I recall the time when I lived on a vast vacant level green
plain, an earth which to the eye, and to the mind which sees
with the eye, appeared illimitable, like the ocean; where the
house I was born in was the oldest in the district - a century
old, it was said; where the people were the children's
children of emigrants from Europe who had conquered and
colonized the country, and had enjoyed but half a century of
national life. But the people who had possessed the land
before these emigrants - what of them? They, were but a
memory, a tradition, a story told in books and hardly more
to us than a fable; perhaps they had dwelt there for long
centuries, or for thousands of years; perhaps they had come,
a wandering horde, to pass quickly away like a flight of
migrating locusts; for no memorial existed, no work of their
hands, not the faintest trace of their occupancy.

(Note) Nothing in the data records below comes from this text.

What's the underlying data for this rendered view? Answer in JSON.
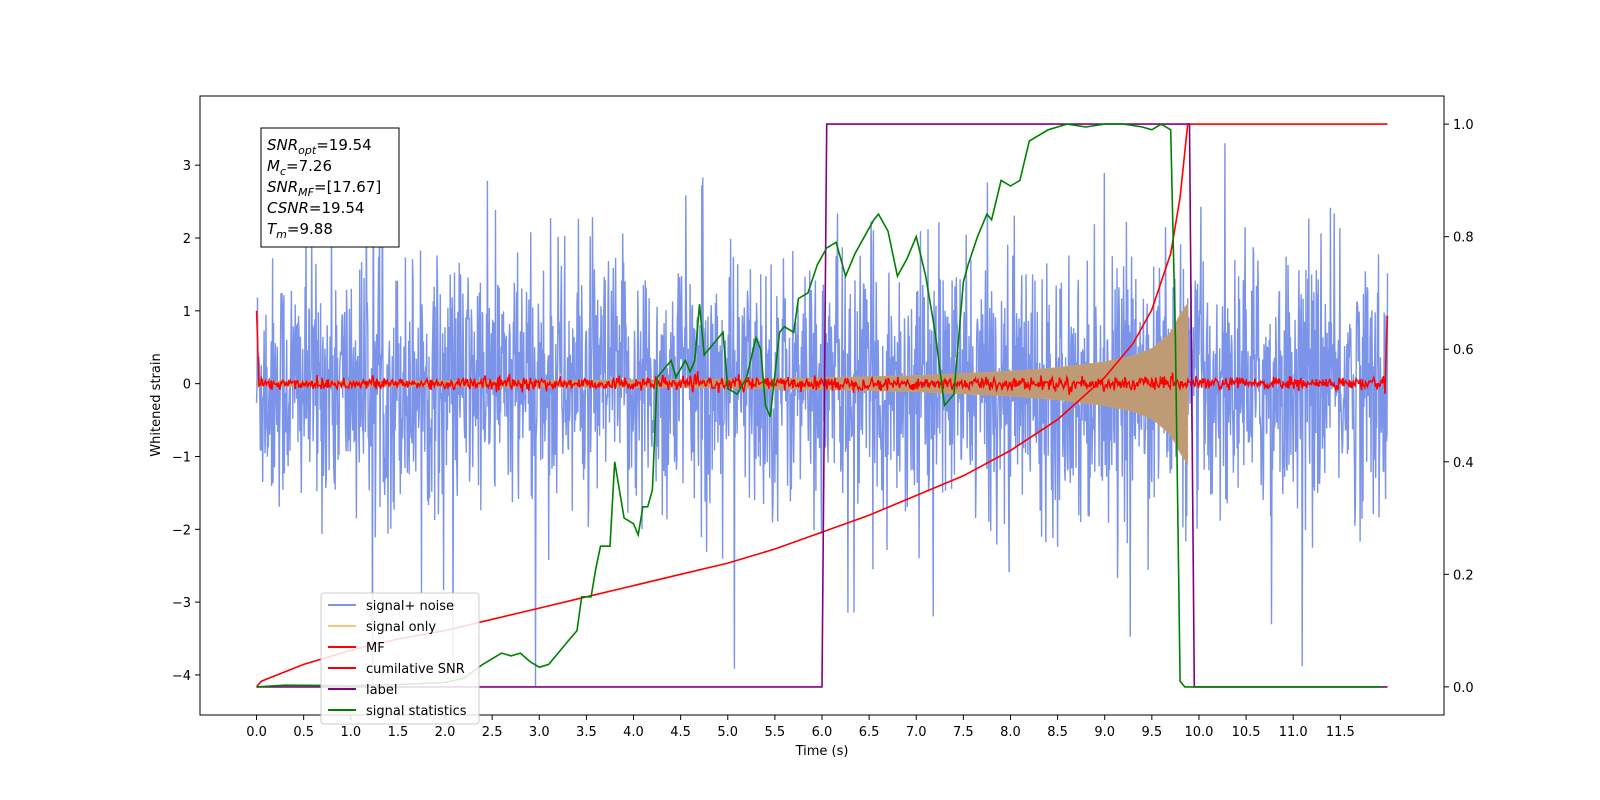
{
  "chart_data": {
    "type": "line",
    "xlabel": "Time (s)",
    "ylabel": "Whitened strain",
    "y2label": "",
    "xlim": [
      -0.6,
      12.6
    ],
    "ylim": [
      -4.55,
      3.95
    ],
    "y2lim": [
      -0.05,
      1.05
    ],
    "xticks": [
      "0.0",
      "0.5",
      "1.0",
      "1.5",
      "2.0",
      "2.5",
      "3.0",
      "3.5",
      "4.0",
      "4.5",
      "5.0",
      "5.5",
      "6.0",
      "6.5",
      "7.0",
      "7.5",
      "8.0",
      "8.5",
      "9.0",
      "9.5",
      "10.0",
      "10.5",
      "11.0",
      "11.5"
    ],
    "yticks": [
      "3",
      "2",
      "1",
      "0",
      "−1",
      "−2",
      "−3",
      "−4"
    ],
    "y2ticks": [
      "0.0",
      "0.2",
      "0.4",
      "0.6",
      "0.8",
      "1.0"
    ],
    "annotation": {
      "lines": [
        {
          "sym": "SNR",
          "sub": "opt",
          "value": "=19.54"
        },
        {
          "sym": "M",
          "sub": "c",
          "value": "=7.26"
        },
        {
          "sym": "SNR",
          "sub": "MF",
          "value": "=[17.67]"
        },
        {
          "sym": "CSNR",
          "sub": "",
          "value": "=19.54"
        },
        {
          "sym": "T",
          "sub": "m",
          "value": "=9.88"
        }
      ]
    },
    "legend_position": "lower-left",
    "series": [
      {
        "name": "signal+ noise",
        "color": "#7b93e8",
        "axis": "left",
        "kind": "noise",
        "x_range": [
          0,
          12
        ],
        "amplitude_typical": 1.3,
        "min_approx": -4.15,
        "max_approx": 3.3
      },
      {
        "name": "signal only",
        "color": "#f5c77e",
        "axis": "left",
        "kind": "chirp",
        "x_range": [
          0,
          9.88
        ],
        "envelope_x": [
          0.0,
          2.0,
          4.0,
          5.0,
          6.0,
          7.0,
          7.5,
          8.0,
          8.5,
          9.0,
          9.3,
          9.5,
          9.7,
          9.8,
          9.88
        ],
        "envelope_y": [
          0.03,
          0.04,
          0.05,
          0.06,
          0.08,
          0.11,
          0.14,
          0.17,
          0.22,
          0.3,
          0.38,
          0.48,
          0.7,
          0.95,
          1.1
        ]
      },
      {
        "name": "MF",
        "color": "#ff0000",
        "axis": "left",
        "kind": "mf_noise",
        "x_range": [
          0,
          12
        ],
        "edge_value": 1.0,
        "amplitude_typical": 0.06
      },
      {
        "name": "cumilative SNR",
        "color": "#ff0000",
        "axis": "right",
        "x": [
          0.0,
          0.05,
          0.5,
          1.0,
          1.5,
          2.0,
          2.5,
          3.0,
          3.5,
          4.0,
          4.5,
          5.0,
          5.5,
          6.0,
          6.5,
          7.0,
          7.5,
          8.0,
          8.5,
          9.0,
          9.3,
          9.5,
          9.7,
          9.8,
          9.88,
          12.0
        ],
        "y": [
          0.0,
          0.01,
          0.04,
          0.065,
          0.085,
          0.1,
          0.12,
          0.14,
          0.16,
          0.18,
          0.2,
          0.22,
          0.245,
          0.275,
          0.305,
          0.34,
          0.375,
          0.42,
          0.475,
          0.55,
          0.61,
          0.67,
          0.77,
          0.87,
          1.0,
          1.0
        ]
      },
      {
        "name": "label",
        "color": "#800080",
        "axis": "right",
        "x": [
          0.0,
          6.0,
          6.05,
          9.9,
          9.95,
          12.0
        ],
        "y": [
          0.0,
          0.0,
          1.0,
          1.0,
          0.0,
          0.0
        ]
      },
      {
        "name": "signal statistics",
        "color": "#008000",
        "axis": "right",
        "x": [
          0.0,
          0.3,
          1.0,
          1.5,
          2.0,
          2.2,
          2.4,
          2.6,
          2.7,
          2.8,
          2.9,
          3.0,
          3.1,
          3.2,
          3.3,
          3.4,
          3.45,
          3.55,
          3.6,
          3.65,
          3.7,
          3.75,
          3.8,
          3.9,
          4.0,
          4.05,
          4.1,
          4.15,
          4.2,
          4.25,
          4.3,
          4.4,
          4.45,
          4.55,
          4.6,
          4.65,
          4.7,
          4.75,
          4.85,
          4.95,
          5.0,
          5.1,
          5.2,
          5.3,
          5.35,
          5.4,
          5.45,
          5.55,
          5.6,
          5.7,
          5.75,
          5.85,
          5.95,
          6.05,
          6.15,
          6.25,
          6.35,
          6.45,
          6.55,
          6.6,
          6.7,
          6.8,
          6.9,
          7.0,
          7.1,
          7.2,
          7.3,
          7.4,
          7.5,
          7.55,
          7.65,
          7.75,
          7.8,
          7.9,
          8.0,
          8.1,
          8.2,
          8.4,
          8.6,
          8.8,
          9.0,
          9.2,
          9.4,
          9.5,
          9.6,
          9.7,
          9.75,
          9.8,
          9.85,
          9.9,
          9.95,
          10.0,
          10.5,
          11.0,
          11.5,
          11.95
        ],
        "y": [
          0.0,
          0.003,
          0.002,
          0.004,
          0.008,
          0.015,
          0.04,
          0.06,
          0.055,
          0.06,
          0.045,
          0.035,
          0.04,
          0.06,
          0.08,
          0.1,
          0.16,
          0.16,
          0.21,
          0.25,
          0.25,
          0.25,
          0.4,
          0.3,
          0.29,
          0.27,
          0.32,
          0.32,
          0.35,
          0.55,
          0.56,
          0.58,
          0.55,
          0.58,
          0.56,
          0.58,
          0.68,
          0.59,
          0.61,
          0.63,
          0.53,
          0.52,
          0.55,
          0.62,
          0.6,
          0.5,
          0.48,
          0.63,
          0.64,
          0.63,
          0.69,
          0.7,
          0.75,
          0.78,
          0.79,
          0.73,
          0.77,
          0.8,
          0.83,
          0.84,
          0.81,
          0.73,
          0.76,
          0.8,
          0.73,
          0.63,
          0.5,
          0.52,
          0.72,
          0.75,
          0.8,
          0.84,
          0.83,
          0.9,
          0.89,
          0.9,
          0.97,
          0.99,
          1.0,
          0.995,
          1.0,
          1.0,
          0.995,
          0.99,
          1.0,
          0.99,
          0.62,
          0.01,
          0.0,
          0.0,
          0.0,
          0.0,
          0.0,
          0.0,
          0.0,
          0.0
        ]
      }
    ]
  }
}
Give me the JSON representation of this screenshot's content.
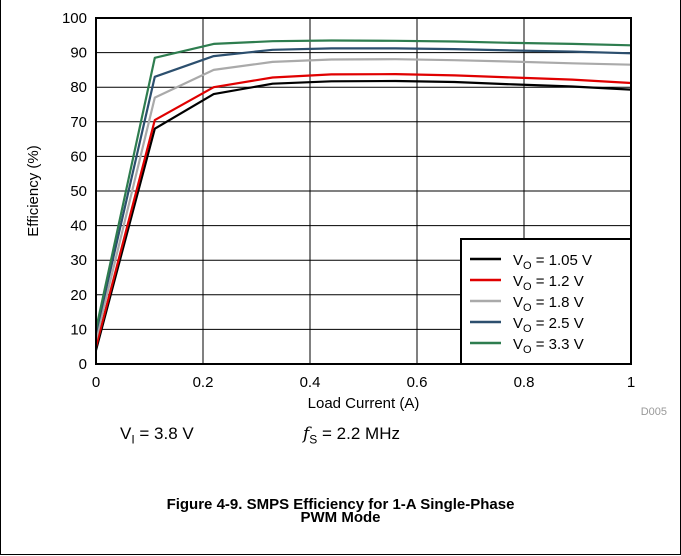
{
  "chart_data": {
    "type": "line",
    "xlabel": "Load Current (A)",
    "ylabel": "Efficiency (%)",
    "xlim": [
      0,
      1
    ],
    "ylim": [
      0,
      100
    ],
    "xticks": [
      0,
      0.2,
      0.4,
      0.6,
      0.8,
      1
    ],
    "xtick_labels": [
      "0",
      "0.2",
      "0.4",
      "0.6",
      "0.8",
      "1"
    ],
    "yticks": [
      0,
      10,
      20,
      30,
      40,
      50,
      60,
      70,
      80,
      90,
      100
    ],
    "grid": true,
    "legend_position": "bottom-right",
    "series": [
      {
        "name": "V_O = 1.05 V",
        "label_main": "V",
        "label_sub": "O",
        "label_rest": " = 1.05 V",
        "color": "#000000",
        "x": [
          0,
          0.11,
          0.22,
          0.33,
          0.44,
          0.56,
          0.67,
          0.78,
          0.89,
          1.0
        ],
        "y": [
          4,
          68,
          78,
          81,
          81.7,
          81.8,
          81.5,
          80.8,
          80.2,
          79.3
        ]
      },
      {
        "name": "V_O = 1.2 V",
        "label_main": "V",
        "label_sub": "O",
        "label_rest": " = 1.2 V",
        "color": "#e00000",
        "x": [
          0,
          0.11,
          0.22,
          0.33,
          0.44,
          0.56,
          0.67,
          0.78,
          0.89,
          1.0
        ],
        "y": [
          5,
          70.5,
          80,
          82.8,
          83.7,
          83.8,
          83.4,
          82.8,
          82.2,
          81.2
        ]
      },
      {
        "name": "V_O = 1.8 V",
        "label_main": "V",
        "label_sub": "O",
        "label_rest": " = 1.8 V",
        "color": "#aaaaaa",
        "x": [
          0,
          0.11,
          0.22,
          0.33,
          0.44,
          0.56,
          0.67,
          0.78,
          0.89,
          1.0
        ],
        "y": [
          7,
          77,
          85,
          87.3,
          88,
          88.1,
          87.8,
          87.4,
          86.9,
          86.5
        ]
      },
      {
        "name": "V_O = 2.5 V",
        "label_main": "V",
        "label_sub": "O",
        "label_rest": " = 2.5 V",
        "color": "#2c4f6e",
        "x": [
          0,
          0.11,
          0.22,
          0.33,
          0.44,
          0.56,
          0.67,
          0.78,
          0.89,
          1.0
        ],
        "y": [
          9,
          83,
          89,
          90.8,
          91.2,
          91.2,
          91,
          90.6,
          90.3,
          89.8
        ]
      },
      {
        "name": "V_O = 3.3 V",
        "label_main": "V",
        "label_sub": "O",
        "label_rest": " = 3.3 V",
        "color": "#2e7d4f",
        "x": [
          0,
          0.11,
          0.22,
          0.33,
          0.44,
          0.56,
          0.67,
          0.78,
          0.89,
          1.0
        ],
        "y": [
          10,
          88.5,
          92.5,
          93.3,
          93.5,
          93.4,
          93.2,
          92.8,
          92.5,
          92.1
        ]
      }
    ],
    "annotation": "D005"
  },
  "conditions": {
    "vi_main": "V",
    "vi_sub": "I",
    "vi_rest": " = 3.8 V",
    "fs_main": "f",
    "fs_sub": "S",
    "fs_rest": " = 2.2 MHz"
  },
  "caption": {
    "line1": "Figure 4-9. SMPS Efficiency for 1-A Single-Phase",
    "line2": "PWM Mode"
  }
}
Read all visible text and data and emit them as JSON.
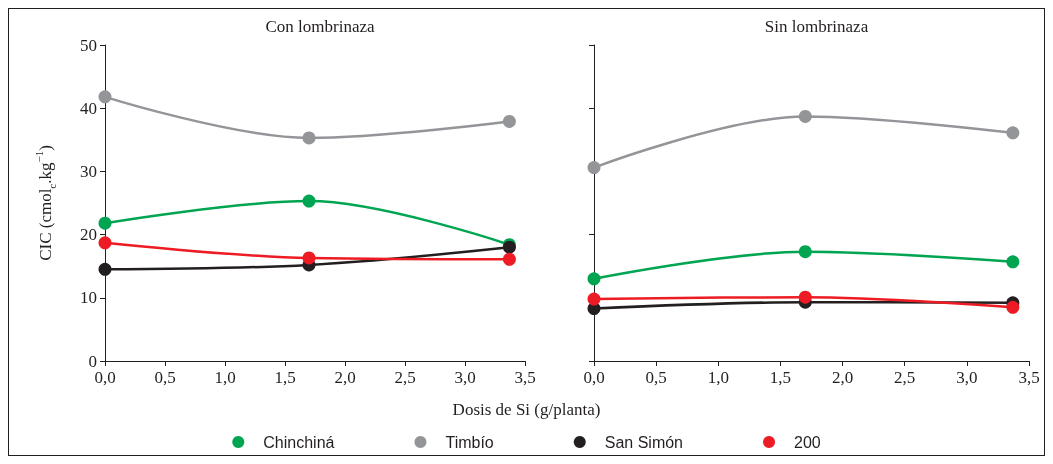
{
  "chart_data": [
    {
      "type": "line",
      "title": "Con lombrinaza",
      "xlabel": "Dosis de Si (g/planta)",
      "ylabel": "CIC (cmol$_{c}$.kg$^{−1}$)",
      "x": [
        0,
        1.7,
        3.37
      ],
      "series": [
        {
          "name": "Chinchiná",
          "color": "#00a551",
          "values": [
            21.8,
            25.3,
            18.4
          ]
        },
        {
          "name": "Timbío",
          "color": "#949599",
          "values": [
            41.8,
            35.3,
            37.9
          ]
        },
        {
          "name": "San Simón",
          "color": "#231f20",
          "values": [
            14.5,
            15.2,
            18.0
          ]
        },
        {
          "name": "200",
          "color": "#ed1c24",
          "values": [
            18.7,
            16.3,
            16.1
          ]
        }
      ],
      "xlim": [
        0,
        3.5
      ],
      "xticks": [
        {
          "value": 0,
          "label": "0,0"
        },
        {
          "value": 0.5,
          "label": "0,5"
        },
        {
          "value": 1,
          "label": "1,0"
        },
        {
          "value": 1.5,
          "label": "1,5"
        },
        {
          "value": 2,
          "label": "2,0"
        },
        {
          "value": 2.5,
          "label": "2,5"
        },
        {
          "value": 3,
          "label": "3,0"
        },
        {
          "value": 3.5,
          "label": "3,5"
        }
      ],
      "ylim": [
        0,
        50
      ],
      "yticks": [
        0,
        10,
        20,
        30,
        40,
        50
      ],
      "grid": false,
      "legend": "bottom",
      "marker": "circle",
      "line_style": "solid"
    },
    {
      "type": "line",
      "title": "Sin lombrinaza",
      "x": [
        0,
        1.7,
        3.37
      ],
      "series": [
        {
          "color": "#00a551",
          "values": [
            13.0,
            17.3,
            15.7
          ]
        },
        {
          "color": "#949599",
          "values": [
            30.6,
            38.7,
            36.1
          ]
        },
        {
          "color": "#231f20",
          "values": [
            8.3,
            9.3,
            9.2
          ]
        },
        {
          "color": "#ed1c24",
          "values": [
            9.8,
            10.1,
            8.5
          ]
        }
      ],
      "xlim": [
        0,
        3.5
      ],
      "xticks": [
        {
          "value": 0,
          "label": "0,0"
        },
        {
          "value": 0.5,
          "label": "0,5"
        },
        {
          "value": 1,
          "label": "1,0"
        },
        {
          "value": 1.5,
          "label": "1,5"
        },
        {
          "value": 2,
          "label": "2,0"
        },
        {
          "value": 2.5,
          "label": "2,5"
        },
        {
          "value": 3,
          "label": "3,0"
        },
        {
          "value": 3.5,
          "label": "3,5"
        }
      ],
      "ylim": [
        0,
        50
      ],
      "yticks": [
        0,
        10,
        20,
        30,
        40,
        50
      ],
      "tick_labels": "x",
      "grid": false,
      "legend": false,
      "marker": "circle",
      "line_style": "solid"
    }
  ]
}
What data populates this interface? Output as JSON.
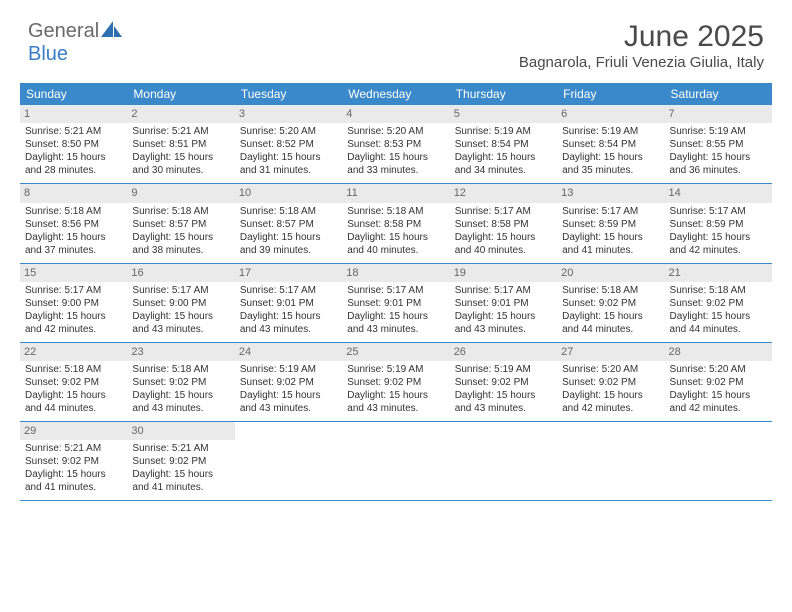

Walking one day at the side of a ditch, which had been newly
cut through a meadow at the end of our plantation, I caught
sight of a small black object protruding from the side of the
cutting, which turned out to be a fragment of Indian pottery
made of coarse clay, very black, and rudely ornamented on one
side. On searching further a few more pieces were found. I
took them home and preserved them carefully, experiencing a
novel and keen sense of pleasure in their possession; for
though worthless, they were man's handiwork, the only real
evidence I had come upon of that vanished people who had been
before us; and it was as if those bits of baked clay, with a
pattern incised on them by a man's finger-nail, had in them
some magical property which enabled me to realize the past,
and to see that vacant plain repeopled with long dead and
forgotten men.
Doubtless we all possess the feeling in some degree - the sense
of loneliness and desolation and dismay at the thought of an
uninhabited world, and of long periods when man was not. Is
it not the absence of human life or remains rather than the
illimitable wastes of thick-ribbed ice and snow which daunts
us at the thought of Arctic and Antarctic regions?